Homily for the Vigil of Passion Sunday

by Judith Sutera, OSB 

For anyone familiar with the Prologue of the Rule of St. Benedict, the passage from the letter to Timothy should strike some familiar notes. Like St. Paul, St. Benedict speaks of the Christian as a soldier or an athlete, adding also the image of a student. What all these models have in common is that they involve discipline. One must come with readiness to put in the work to learn a way of life by developing ever increasing skills. “Discipline” and “disciple” have the same Latin root, the word for “way of life.” As we complete the season of Lent, we should have been practicing the disciplines of prayer, sacrifice and service, not to punish ourselves, but to strengthen our soul muscles just as physical exercises strengthen an athlete, intellectual exercises develop a student, or military exercises prepare a soldier.

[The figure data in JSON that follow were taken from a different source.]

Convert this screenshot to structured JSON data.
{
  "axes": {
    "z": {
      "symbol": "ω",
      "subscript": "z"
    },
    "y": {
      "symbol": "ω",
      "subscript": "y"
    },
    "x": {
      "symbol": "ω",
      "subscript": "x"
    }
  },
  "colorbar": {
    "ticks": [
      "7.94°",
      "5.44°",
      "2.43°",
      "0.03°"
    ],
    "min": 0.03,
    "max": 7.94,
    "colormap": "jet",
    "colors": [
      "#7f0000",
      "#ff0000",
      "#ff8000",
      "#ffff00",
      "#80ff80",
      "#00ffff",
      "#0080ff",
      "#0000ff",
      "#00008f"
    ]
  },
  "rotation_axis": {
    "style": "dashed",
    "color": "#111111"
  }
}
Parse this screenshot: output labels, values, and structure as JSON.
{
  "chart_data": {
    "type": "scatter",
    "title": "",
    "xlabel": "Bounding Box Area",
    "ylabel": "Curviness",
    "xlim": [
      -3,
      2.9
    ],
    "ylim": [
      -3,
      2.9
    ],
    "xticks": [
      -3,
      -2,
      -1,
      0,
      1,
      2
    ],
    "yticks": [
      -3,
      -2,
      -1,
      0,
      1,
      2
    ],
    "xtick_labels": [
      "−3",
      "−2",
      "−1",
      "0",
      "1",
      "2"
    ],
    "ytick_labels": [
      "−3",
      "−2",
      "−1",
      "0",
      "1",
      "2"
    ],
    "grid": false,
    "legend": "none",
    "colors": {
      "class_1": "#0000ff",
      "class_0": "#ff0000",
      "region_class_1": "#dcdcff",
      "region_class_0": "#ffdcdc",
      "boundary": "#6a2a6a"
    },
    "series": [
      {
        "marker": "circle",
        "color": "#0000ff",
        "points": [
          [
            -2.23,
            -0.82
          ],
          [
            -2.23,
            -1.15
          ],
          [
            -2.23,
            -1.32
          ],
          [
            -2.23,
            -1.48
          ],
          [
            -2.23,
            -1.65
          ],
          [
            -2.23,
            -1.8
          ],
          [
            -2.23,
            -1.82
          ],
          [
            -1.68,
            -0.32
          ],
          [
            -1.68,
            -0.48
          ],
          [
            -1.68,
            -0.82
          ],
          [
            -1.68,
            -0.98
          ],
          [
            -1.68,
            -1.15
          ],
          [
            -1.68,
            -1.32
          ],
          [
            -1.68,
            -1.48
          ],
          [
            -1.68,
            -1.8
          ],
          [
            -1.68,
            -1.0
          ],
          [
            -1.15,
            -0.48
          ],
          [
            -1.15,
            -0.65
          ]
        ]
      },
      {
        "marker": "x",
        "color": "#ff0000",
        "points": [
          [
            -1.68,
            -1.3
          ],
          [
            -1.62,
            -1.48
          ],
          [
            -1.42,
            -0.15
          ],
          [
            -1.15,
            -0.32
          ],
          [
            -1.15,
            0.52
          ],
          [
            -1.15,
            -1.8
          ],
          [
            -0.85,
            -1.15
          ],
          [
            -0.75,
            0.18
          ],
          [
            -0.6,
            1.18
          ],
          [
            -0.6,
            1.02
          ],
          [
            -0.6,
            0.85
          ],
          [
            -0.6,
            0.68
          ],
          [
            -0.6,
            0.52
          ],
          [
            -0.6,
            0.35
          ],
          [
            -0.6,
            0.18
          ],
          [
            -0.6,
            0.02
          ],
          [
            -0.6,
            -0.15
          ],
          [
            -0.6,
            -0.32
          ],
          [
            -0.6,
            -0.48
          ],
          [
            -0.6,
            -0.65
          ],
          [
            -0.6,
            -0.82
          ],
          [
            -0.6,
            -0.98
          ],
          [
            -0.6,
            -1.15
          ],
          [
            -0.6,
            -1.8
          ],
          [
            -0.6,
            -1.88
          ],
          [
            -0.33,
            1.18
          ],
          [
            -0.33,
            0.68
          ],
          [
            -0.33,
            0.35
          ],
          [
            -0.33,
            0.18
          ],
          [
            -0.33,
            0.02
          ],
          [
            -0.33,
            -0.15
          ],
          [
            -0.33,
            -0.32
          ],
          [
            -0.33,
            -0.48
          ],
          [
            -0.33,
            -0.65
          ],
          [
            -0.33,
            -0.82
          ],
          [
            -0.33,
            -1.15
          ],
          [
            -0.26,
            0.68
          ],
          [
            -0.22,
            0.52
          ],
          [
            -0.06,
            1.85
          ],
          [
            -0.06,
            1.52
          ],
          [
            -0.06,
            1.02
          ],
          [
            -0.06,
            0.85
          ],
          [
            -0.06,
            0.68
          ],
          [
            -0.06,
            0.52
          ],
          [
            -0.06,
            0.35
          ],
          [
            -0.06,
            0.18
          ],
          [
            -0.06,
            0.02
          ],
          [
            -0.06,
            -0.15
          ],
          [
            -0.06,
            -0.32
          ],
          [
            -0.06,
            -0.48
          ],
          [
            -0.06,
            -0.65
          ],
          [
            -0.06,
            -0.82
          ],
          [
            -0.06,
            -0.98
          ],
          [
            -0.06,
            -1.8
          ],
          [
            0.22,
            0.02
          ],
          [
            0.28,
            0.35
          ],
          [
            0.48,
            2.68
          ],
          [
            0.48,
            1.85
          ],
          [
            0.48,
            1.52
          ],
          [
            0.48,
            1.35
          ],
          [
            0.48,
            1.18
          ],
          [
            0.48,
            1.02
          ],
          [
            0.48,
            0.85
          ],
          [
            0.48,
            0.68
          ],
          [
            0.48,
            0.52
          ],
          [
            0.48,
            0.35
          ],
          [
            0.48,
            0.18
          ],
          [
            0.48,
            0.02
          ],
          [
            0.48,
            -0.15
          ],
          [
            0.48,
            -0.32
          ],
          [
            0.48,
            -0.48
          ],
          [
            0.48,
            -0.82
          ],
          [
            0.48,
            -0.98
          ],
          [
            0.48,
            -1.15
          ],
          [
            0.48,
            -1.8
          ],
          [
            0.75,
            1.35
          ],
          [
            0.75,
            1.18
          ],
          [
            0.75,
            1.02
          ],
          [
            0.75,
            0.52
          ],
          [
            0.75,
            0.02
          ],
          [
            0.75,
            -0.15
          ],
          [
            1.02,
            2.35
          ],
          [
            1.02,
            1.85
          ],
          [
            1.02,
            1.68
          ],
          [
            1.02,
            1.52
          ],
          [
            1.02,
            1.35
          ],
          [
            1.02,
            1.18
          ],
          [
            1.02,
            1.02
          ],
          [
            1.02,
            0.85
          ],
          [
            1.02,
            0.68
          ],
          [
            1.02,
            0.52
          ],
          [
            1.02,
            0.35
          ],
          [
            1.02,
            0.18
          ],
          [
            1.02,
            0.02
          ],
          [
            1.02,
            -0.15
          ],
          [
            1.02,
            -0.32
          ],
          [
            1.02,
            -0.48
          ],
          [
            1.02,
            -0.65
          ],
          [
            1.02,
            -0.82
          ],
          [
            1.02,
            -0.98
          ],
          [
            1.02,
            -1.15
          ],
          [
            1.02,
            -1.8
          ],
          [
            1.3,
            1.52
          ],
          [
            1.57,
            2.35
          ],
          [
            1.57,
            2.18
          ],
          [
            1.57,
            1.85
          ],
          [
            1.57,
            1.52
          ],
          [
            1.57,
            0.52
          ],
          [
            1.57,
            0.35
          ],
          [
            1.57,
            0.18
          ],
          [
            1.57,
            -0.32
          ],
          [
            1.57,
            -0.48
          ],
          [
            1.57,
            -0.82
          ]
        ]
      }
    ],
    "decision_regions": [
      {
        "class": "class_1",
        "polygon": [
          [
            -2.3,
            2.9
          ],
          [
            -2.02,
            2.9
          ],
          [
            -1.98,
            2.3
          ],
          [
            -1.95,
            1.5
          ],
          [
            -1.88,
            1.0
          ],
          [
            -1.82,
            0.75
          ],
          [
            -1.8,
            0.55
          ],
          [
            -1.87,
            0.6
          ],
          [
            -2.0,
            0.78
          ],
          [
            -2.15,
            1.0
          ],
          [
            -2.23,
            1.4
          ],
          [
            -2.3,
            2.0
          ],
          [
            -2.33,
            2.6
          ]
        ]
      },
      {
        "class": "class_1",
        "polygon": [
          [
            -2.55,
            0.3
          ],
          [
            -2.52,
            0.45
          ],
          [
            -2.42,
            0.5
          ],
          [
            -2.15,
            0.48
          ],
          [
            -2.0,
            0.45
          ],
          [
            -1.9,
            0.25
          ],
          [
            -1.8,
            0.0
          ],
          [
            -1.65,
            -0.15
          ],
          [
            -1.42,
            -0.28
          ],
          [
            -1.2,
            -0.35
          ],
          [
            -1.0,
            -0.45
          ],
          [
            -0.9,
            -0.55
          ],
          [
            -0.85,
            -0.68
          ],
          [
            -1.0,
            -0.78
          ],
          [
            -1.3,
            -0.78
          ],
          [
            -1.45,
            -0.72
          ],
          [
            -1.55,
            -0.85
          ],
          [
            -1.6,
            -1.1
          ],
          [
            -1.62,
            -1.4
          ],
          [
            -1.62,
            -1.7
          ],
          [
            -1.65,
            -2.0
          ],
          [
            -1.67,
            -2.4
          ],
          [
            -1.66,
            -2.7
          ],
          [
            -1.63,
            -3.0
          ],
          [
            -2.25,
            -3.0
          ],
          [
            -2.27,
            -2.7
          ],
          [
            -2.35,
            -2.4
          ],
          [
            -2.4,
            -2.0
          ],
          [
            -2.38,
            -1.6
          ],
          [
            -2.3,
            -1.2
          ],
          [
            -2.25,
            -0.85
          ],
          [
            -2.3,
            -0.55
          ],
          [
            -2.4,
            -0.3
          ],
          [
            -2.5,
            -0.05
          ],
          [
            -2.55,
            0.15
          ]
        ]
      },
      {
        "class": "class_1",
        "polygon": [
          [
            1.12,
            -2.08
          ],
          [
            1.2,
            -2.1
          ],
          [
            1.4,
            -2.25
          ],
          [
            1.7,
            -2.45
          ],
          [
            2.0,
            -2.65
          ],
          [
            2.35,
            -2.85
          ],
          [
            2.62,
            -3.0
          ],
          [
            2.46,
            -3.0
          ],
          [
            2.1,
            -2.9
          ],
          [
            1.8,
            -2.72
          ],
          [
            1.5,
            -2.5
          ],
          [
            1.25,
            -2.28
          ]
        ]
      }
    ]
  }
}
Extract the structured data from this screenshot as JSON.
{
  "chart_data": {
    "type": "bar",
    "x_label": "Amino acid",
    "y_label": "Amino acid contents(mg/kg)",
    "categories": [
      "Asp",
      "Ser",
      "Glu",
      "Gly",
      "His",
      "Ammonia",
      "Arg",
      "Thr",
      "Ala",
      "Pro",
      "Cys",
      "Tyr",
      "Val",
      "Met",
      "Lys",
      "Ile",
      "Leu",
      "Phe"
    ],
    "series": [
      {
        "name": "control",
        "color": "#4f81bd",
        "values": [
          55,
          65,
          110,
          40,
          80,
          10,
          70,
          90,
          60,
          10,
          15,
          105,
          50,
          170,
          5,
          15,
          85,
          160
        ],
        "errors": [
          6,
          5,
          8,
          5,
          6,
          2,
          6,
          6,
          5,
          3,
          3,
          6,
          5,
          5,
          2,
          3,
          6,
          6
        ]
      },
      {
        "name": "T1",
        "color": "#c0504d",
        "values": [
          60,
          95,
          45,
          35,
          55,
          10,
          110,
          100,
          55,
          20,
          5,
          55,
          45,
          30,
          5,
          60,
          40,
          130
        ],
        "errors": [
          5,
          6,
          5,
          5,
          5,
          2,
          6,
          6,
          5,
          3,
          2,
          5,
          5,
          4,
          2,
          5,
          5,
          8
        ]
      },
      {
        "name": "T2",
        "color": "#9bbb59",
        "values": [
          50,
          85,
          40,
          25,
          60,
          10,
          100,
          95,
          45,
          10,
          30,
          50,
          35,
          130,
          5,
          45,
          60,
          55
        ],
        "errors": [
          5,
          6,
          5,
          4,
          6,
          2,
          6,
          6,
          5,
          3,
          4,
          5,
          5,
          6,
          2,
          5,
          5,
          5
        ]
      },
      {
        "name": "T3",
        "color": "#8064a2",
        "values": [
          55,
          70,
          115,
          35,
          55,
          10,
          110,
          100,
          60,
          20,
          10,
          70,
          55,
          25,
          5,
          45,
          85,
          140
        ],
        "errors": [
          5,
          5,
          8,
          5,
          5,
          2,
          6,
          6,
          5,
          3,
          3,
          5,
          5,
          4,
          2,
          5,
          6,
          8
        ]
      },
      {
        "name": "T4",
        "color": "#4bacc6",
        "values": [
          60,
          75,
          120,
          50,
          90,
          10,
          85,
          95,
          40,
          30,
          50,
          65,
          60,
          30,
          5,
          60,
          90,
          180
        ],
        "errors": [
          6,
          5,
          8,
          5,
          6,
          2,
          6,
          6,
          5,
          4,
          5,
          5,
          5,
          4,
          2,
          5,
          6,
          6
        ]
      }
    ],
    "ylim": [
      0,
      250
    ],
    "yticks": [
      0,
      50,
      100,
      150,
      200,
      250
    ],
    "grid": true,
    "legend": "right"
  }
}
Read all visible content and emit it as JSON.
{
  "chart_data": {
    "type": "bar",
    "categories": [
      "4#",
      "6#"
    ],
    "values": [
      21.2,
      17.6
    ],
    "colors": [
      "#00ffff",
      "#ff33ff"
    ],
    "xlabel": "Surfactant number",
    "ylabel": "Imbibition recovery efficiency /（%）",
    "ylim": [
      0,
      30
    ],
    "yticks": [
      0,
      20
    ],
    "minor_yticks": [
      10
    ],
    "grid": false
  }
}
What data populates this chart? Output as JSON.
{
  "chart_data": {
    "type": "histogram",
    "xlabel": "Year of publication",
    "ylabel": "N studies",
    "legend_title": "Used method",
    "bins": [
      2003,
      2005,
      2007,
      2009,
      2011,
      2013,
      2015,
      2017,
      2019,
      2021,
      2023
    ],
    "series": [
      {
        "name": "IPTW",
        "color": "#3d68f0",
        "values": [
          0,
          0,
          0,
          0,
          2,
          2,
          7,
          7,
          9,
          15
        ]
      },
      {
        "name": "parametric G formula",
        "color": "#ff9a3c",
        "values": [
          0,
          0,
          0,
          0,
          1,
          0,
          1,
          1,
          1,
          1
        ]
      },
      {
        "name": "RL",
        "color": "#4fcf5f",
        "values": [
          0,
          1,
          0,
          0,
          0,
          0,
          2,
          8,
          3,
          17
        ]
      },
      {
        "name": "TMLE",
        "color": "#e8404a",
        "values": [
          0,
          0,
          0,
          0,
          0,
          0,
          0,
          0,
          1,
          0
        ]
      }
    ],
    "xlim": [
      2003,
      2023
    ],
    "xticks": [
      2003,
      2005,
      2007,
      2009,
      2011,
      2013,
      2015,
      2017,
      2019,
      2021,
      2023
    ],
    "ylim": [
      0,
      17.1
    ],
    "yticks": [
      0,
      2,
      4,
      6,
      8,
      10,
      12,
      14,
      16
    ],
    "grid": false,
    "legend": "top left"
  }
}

In the earliest monastic writings, the goal of any discipline is to build endurance to face whatever comes in life. The seminal text, the Life of Antony, is built on the theme of his remarkable ability to stand firm and to let the devil attack without fleeing, then to be neither elated nor despondent, to respond always with enduring faith that does not change or waver. This foundational monastic virtue of equilibrium is echoed in St. Benedict’s description of humility, in which the person who has reached the height of holiness is, by outward appearances, unremarkable, except for a pervasive sense of peacefulness.

The ideally humble person, of course, is Jesus, “who humbled himself.” As Jesus enters Jerusalem for his last Passover, he receives overwhelming praise, the kind that would tempt any person to be full of himself. Yet we don’t get the impression that he’s smiling and waving like the hero in a tickertape parade. Neither is he demurring and trying to tell people how undeserving he is. He is accepting of the highest of praise. In less than a week, he will be accepting of the most brutal of abuses with the same calm and self-possessed equilibrium.

Our monastic tradition teaches us that our discipline should lead us towards this ideal humility, that is, true balance in the face of any good or evil circumstance. How could Jesus do this? One must look to the end of the sentence from Phillipians: “… who humbled himself, becoming obedient even unto death.” True humility is obedience. Like the soldier who does not run from battle, the athlete who does not reject the rigors, the student who learns the material, we develop the discipline in order to stay the course. In obedience, Christ could not reject his fate, even as it led to extreme highs and lows. Walking the streets into Jerusalem as the star of the parade would lead him to the streets where he would be the object of scorn or pity. In these next few days, we will symbolically experience a vast range of events and emotions, from today’s exuberant joy, through the depths of suffering and death, and into an even more victorious joy.

And each of us will, through the days of our own lives, experience the same stages in our journey. We must pray for, and strive to have, the discipline to walk each day with a growing humility of obedience, wherever the road leads.